“Then what did the Indians ride on before the Spaniards came?”

“They didn’t ride.”

The cowboy turned to Antoine for confirmation, and the young paleontologist nodded in support of Perry’s assertion.

“Yes, yes, he is right, Mr. Round-up Dick,” he answered. “The Indians did not have horses before the white man came. You will remember that even among the Sioux, all their early means of transport was with a dog travois, two poles dragging along the ground. When the Sioux did get horses, they merely made a longer travois.”

“What killed off all the horses?”

“It’s a mystery,” Perry answered, “no one really knows. We’ve found fossils of insects like the tse-tse fly—that’s the one that causes sleeping-sickness among the cattle in Africa—and maybe there was a plague of these flies which started an epidemic that killed off all the wild horses.”

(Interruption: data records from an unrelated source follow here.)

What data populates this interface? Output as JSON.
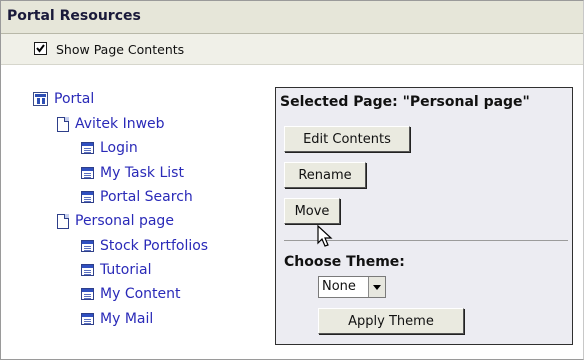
{
  "header": {
    "title": "Portal Resources"
  },
  "toolbar": {
    "show_page_contents_label": "Show Page Contents",
    "show_page_contents_checked": true
  },
  "tree": {
    "root": {
      "label": "Portal",
      "icon": "portal-icon"
    },
    "groups": [
      {
        "label": "Avitek Inweb",
        "icon": "page-icon",
        "children": [
          {
            "label": "Login",
            "icon": "portlet-icon"
          },
          {
            "label": "My Task List",
            "icon": "portlet-icon"
          },
          {
            "label": "Portal Search",
            "icon": "portlet-icon"
          }
        ]
      },
      {
        "label": "Personal page",
        "icon": "page-icon",
        "children": [
          {
            "label": "Stock Portfolios",
            "icon": "portlet-icon"
          },
          {
            "label": "Tutorial",
            "icon": "portlet-icon"
          },
          {
            "label": "My Content",
            "icon": "portlet-icon"
          },
          {
            "label": "My Mail",
            "icon": "portlet-icon"
          }
        ]
      }
    ]
  },
  "panel": {
    "title": "Selected Page: \"Personal page\"",
    "edit_contents_label": "Edit Contents",
    "rename_label": "Rename",
    "move_label": "Move",
    "choose_theme_label": "Choose Theme:",
    "theme_select_value": "None",
    "apply_theme_label": "Apply Theme"
  },
  "colors": {
    "link": "#2a2ab8",
    "header_bg": "#e6e6d9",
    "panel_bg": "#ececf2"
  }
}
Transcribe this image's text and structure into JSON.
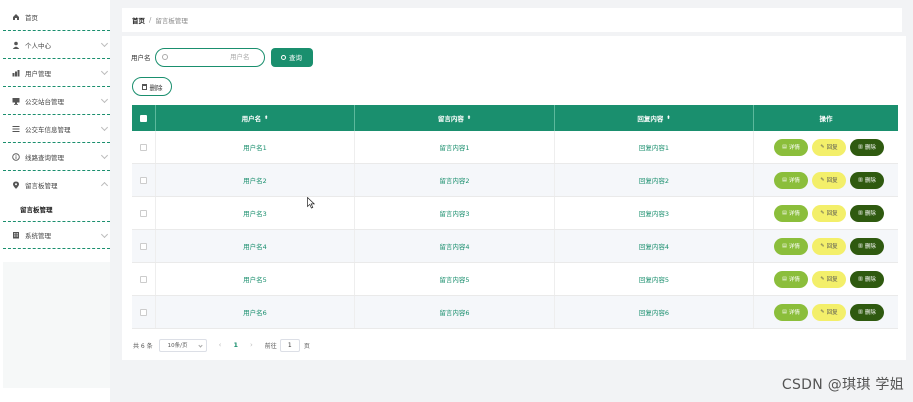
{
  "sidebar": {
    "items": [
      {
        "label": "首页",
        "icon": "home-icon"
      },
      {
        "label": "个人中心",
        "icon": "user-icon"
      },
      {
        "label": "用户管理",
        "icon": "users-icon"
      },
      {
        "label": "公交站台管理",
        "icon": "monitor-icon"
      },
      {
        "label": "公交车信息管理",
        "icon": "list-icon"
      },
      {
        "label": "线路查询管理",
        "icon": "info-icon"
      },
      {
        "label": "留言板管理",
        "icon": "location-icon"
      },
      {
        "label": "系统管理",
        "icon": "building-icon"
      }
    ],
    "sub_item": "留言板管理"
  },
  "breadcrumb": {
    "home": "首页",
    "separator": "/",
    "current": "留言板管理"
  },
  "search": {
    "label": "用户名",
    "placeholder": "用户名",
    "button": "查询"
  },
  "toolbar": {
    "delete_label": "删除"
  },
  "table": {
    "headers": {
      "username": "用户名",
      "message": "留言内容",
      "reply": "回复内容",
      "actions": "操作"
    },
    "rows": [
      {
        "username": "用户名1",
        "message": "留言内容1",
        "reply": "回复内容1"
      },
      {
        "username": "用户名2",
        "message": "留言内容2",
        "reply": "回复内容2"
      },
      {
        "username": "用户名3",
        "message": "留言内容3",
        "reply": "回复内容3"
      },
      {
        "username": "用户名4",
        "message": "留言内容4",
        "reply": "回复内容4"
      },
      {
        "username": "用户名5",
        "message": "留言内容5",
        "reply": "回复内容5"
      },
      {
        "username": "用户名6",
        "message": "留言内容6",
        "reply": "回复内容6"
      }
    ],
    "actions": {
      "detail": "详情",
      "reply": "回复",
      "delete": "删除"
    }
  },
  "pagination": {
    "total": "共 6 条",
    "page_size": "10条/页",
    "prev": "‹",
    "current_page": "1",
    "next": "›",
    "goto": "前往",
    "goto_value": "1",
    "unit": "页"
  },
  "watermark": "CSDN @琪琪 学姐",
  "colors": {
    "primary": "#1a8f6e",
    "detail": "#8bbe3b",
    "reply": "#f3ef6a",
    "delete": "#2f5a10"
  }
}
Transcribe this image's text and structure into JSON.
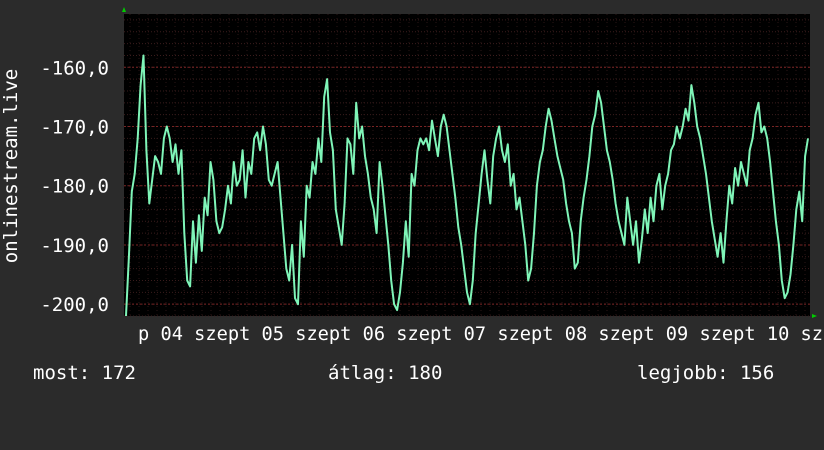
{
  "chart_data": {
    "type": "line",
    "ylabel": "onlinestream.live",
    "ylim": [
      -202,
      -151
    ],
    "yticks": [
      {
        "value": -160,
        "label": "-160,0"
      },
      {
        "value": -170,
        "label": "-170,0"
      },
      {
        "value": -180,
        "label": "-180,0"
      },
      {
        "value": -190,
        "label": "-190,0"
      },
      {
        "value": -200,
        "label": "-200,0"
      }
    ],
    "x_tick_labels": [
      "p 04 szept 05 szept 06 szept 07 szept 08 szept 09 szept 10 sz"
    ],
    "grid": true,
    "line_color": "#7ff5b8",
    "series": [
      {
        "values": [
          -202,
          -192,
          -181,
          -178,
          -172,
          -163,
          -158,
          -174,
          -183,
          -179,
          -175,
          -176,
          -178,
          -172,
          -170,
          -172,
          -176,
          -173,
          -178,
          -174,
          -188,
          -196,
          -197,
          -186,
          -193,
          -185,
          -191,
          -182,
          -185,
          -176,
          -179,
          -186,
          -188,
          -187,
          -184,
          -180,
          -183,
          -176,
          -180,
          -179,
          -174,
          -182,
          -176,
          -178,
          -172,
          -171,
          -174,
          -170,
          -173,
          -179,
          -180,
          -178,
          -176,
          -182,
          -188,
          -194,
          -196,
          -190,
          -199,
          -200,
          -186,
          -192,
          -180,
          -182,
          -176,
          -178,
          -172,
          -176,
          -165,
          -162,
          -171,
          -174,
          -184,
          -187,
          -190,
          -183,
          -172,
          -173,
          -178,
          -166,
          -172,
          -170,
          -175,
          -178,
          -182,
          -184,
          -188,
          -176,
          -180,
          -185,
          -190,
          -196,
          -200,
          -201,
          -198,
          -193,
          -186,
          -192,
          -178,
          -180,
          -174,
          -172,
          -173,
          -172,
          -174,
          -169,
          -172,
          -175,
          -170,
          -168,
          -170,
          -174,
          -178,
          -182,
          -187,
          -190,
          -194,
          -198,
          -200,
          -196,
          -188,
          -183,
          -178,
          -174,
          -179,
          -183,
          -175,
          -172,
          -170,
          -174,
          -176,
          -173,
          -180,
          -178,
          -184,
          -182,
          -186,
          -190,
          -196,
          -194,
          -188,
          -180,
          -176,
          -174,
          -170,
          -167,
          -169,
          -172,
          -175,
          -177,
          -179,
          -183,
          -186,
          -188,
          -194,
          -193,
          -186,
          -182,
          -179,
          -175,
          -170,
          -168,
          -164,
          -166,
          -170,
          -174,
          -176,
          -179,
          -183,
          -186,
          -188,
          -190,
          -182,
          -186,
          -190,
          -186,
          -193,
          -189,
          -184,
          -188,
          -182,
          -186,
          -180,
          -178,
          -184,
          -180,
          -178,
          -174,
          -173,
          -170,
          -172,
          -170,
          -167,
          -169,
          -163,
          -166,
          -170,
          -172,
          -175,
          -178,
          -182,
          -186,
          -189,
          -192,
          -188,
          -193,
          -186,
          -180,
          -183,
          -177,
          -180,
          -176,
          -178,
          -180,
          -174,
          -172,
          -168,
          -166,
          -171,
          -170,
          -172,
          -176,
          -181,
          -186,
          -190,
          -196,
          -199,
          -198,
          -195,
          -190,
          -184,
          -181,
          -186,
          -175,
          -172
        ]
      }
    ]
  },
  "stats": {
    "current": "most: 172",
    "average": "átlag: 180",
    "best": "legjobb: 156"
  }
}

Perry was about to plunge into a talk over the different reasons why some of the older types of animals became extinct, when suddenly, the cowboy gave a whoop and spurred his horse to the gallop. As they were riding down a gully, where the ground was very uneven, the boy was only too glad to pay full attention to his mount. But the cow pony, though going at full speed, picked his way perfectly. In full career, Round-up Dick swerved round the corner of a cliff and stopped dead. Perry had just time to brace himself against being thrown over his pony’s head, when the cowboy, pointing with his finger, said:

“Give it a handle!”

Perry looked up.

There, standing out from the cliff as though it were one of the ancient bulls of Assyria, was part of the skull and the foot of an animal, the hoof pointed downwards as though the creature were going to gallop right out of the cliff.